Monday 24th August
Today we experienced our first seriously rainy day of touring and it certainly makes a contrast to the high thirties we experienced for a month in Italy. We drove from Chippingham 35 minutes south to the C15th mansion of Longleat, ancestral home of the Thynne family who survived Tudor politics, serious Cromwellian warfare and the ups and downs of aristocratic life and who still own their house today.

The present Marquess is an artist and patron of artists who has added to the over 1000 paintings and portraits in Longleat his own quite impressive political and social comment art as well as two mazes and many other garden additions. In 2010 he handed over the running of the estate to his son Viscount Seymour.



The estate is vast although not as big as in Elizabethan days. It still measures 1000 acres of immaculately kept parklands initially established by famous English landscape designer Capability Brown. In addition there are 4000 acres of farmland which includes a running farm and another 4000 acres of woodland.

It was Henry Thynne (1905 -1992) who saved Longleat from the English death duties taxation system (and in the process many other stately homes). Against significant ridicule he opened the house to the public on a regular paying basis thereby setting a standard for many eventually to follow. In addition as an amazing entrepreneur he created an impressive wildlife safari park and a holiday campsite. Many major public events are held at Longleat and many films have been made there. Longleat is generally regarded as the most impressive still standing Elizabethan house in England.
The House itself contains just one space, the baronial hall remaining from Elizabethan times but that itself is an impressive space. Many ot the changes that have been made were completed in the C19th by architect Sir Jeffrey Wyatville but what made an impact on us were the rich furnishings throughout the house and the high standard with which the interior and furnishings have been maintained. In addition the very committed and enthusiastic staff made an impact by their passion for the house. What made an impact on me was the library of over 44 000 books in seven extraordinary rooms! Hmm…

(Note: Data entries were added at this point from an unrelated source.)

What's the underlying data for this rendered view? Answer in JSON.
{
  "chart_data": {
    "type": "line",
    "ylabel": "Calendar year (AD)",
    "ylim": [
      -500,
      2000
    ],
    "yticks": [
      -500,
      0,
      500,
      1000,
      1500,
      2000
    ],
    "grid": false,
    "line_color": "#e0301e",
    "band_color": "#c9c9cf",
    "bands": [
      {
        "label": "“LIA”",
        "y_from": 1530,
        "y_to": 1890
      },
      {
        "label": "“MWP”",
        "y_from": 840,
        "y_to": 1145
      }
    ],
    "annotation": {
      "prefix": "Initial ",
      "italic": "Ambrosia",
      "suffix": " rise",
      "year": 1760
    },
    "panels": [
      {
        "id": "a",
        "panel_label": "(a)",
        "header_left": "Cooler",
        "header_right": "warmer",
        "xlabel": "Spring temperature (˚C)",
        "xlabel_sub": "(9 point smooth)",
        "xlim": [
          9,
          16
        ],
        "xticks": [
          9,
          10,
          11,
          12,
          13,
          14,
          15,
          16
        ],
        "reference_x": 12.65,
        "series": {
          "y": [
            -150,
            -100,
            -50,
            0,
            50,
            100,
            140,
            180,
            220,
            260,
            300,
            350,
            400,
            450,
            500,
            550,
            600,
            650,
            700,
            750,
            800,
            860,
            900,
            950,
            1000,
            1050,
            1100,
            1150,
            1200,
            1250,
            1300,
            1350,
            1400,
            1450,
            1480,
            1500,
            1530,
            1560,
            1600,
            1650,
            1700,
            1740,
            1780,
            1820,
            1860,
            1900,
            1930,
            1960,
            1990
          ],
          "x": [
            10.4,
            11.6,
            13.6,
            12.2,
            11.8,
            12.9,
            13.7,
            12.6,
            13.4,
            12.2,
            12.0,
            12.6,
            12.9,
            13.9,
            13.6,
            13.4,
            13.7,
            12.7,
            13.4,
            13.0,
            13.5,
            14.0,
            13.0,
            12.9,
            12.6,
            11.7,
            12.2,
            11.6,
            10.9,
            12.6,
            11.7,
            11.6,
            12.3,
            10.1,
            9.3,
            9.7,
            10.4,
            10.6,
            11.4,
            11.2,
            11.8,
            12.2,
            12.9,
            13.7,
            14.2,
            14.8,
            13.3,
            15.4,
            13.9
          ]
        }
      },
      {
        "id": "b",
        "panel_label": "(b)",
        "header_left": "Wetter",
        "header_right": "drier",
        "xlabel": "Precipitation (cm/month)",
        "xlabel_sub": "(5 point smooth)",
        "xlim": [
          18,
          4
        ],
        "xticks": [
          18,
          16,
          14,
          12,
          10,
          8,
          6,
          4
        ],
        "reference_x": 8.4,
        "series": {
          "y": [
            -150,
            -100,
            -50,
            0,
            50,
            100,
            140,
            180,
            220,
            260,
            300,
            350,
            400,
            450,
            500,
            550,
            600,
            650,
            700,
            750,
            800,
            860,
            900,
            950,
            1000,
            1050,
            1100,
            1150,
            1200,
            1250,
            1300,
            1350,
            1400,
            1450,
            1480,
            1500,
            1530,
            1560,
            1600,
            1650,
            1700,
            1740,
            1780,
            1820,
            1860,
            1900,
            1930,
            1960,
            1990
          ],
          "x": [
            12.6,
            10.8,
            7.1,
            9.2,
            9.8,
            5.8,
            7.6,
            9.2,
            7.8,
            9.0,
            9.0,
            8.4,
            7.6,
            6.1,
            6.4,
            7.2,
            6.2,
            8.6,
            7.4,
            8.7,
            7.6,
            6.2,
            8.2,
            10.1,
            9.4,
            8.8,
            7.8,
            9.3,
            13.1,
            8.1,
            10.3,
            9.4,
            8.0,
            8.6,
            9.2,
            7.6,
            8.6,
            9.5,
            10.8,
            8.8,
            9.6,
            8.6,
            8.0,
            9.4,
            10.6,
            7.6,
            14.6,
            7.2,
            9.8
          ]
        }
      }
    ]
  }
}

Leaving Longleat after a very pleasant lunch in the crypt of the mansion, we journeyed back to Chippenham via the beautiful small Cotswolds town of Bradford on Avon which contains three very historic churches. We were able to visit two of them. The most ancient is a small and simple Saxon Church, the Church of St Laurence whose existence is noted by William of Malmesbury in the 1120’s but thought by him to date back to the time of St Aldheim (died 709) although this date is contested and the original Saxon site may have been on the site of the present Holy Trinity Anglican Church. This is an ancient church indeed and reminds me of the simple chapel we saw in Glendalough Monastery in southern Ireland some years ago.







Holy Trinity is also an ancient church in Bradford on Avon although substantially rebuilt in the 1860’s. It certainly dates from the C12th on this site and ancient features include a faded wall painting in the sanctuary dating from c1300, the C15th tower, a funeral tomb for Anne Yew dating to 1601, the memorial to Charles Steward who fell off his horse in 1698 and the amazing “squint” or “hagiograph”…a long small corridor with a window into the sanctuary to enable leprosy sufferers to see the priest and hear what was happening in the sanctuary. In the former monastery in which the chapel was built there was a leprosy hospital. The Church will soon celebrate its millennium and is a lively and spiritually active community.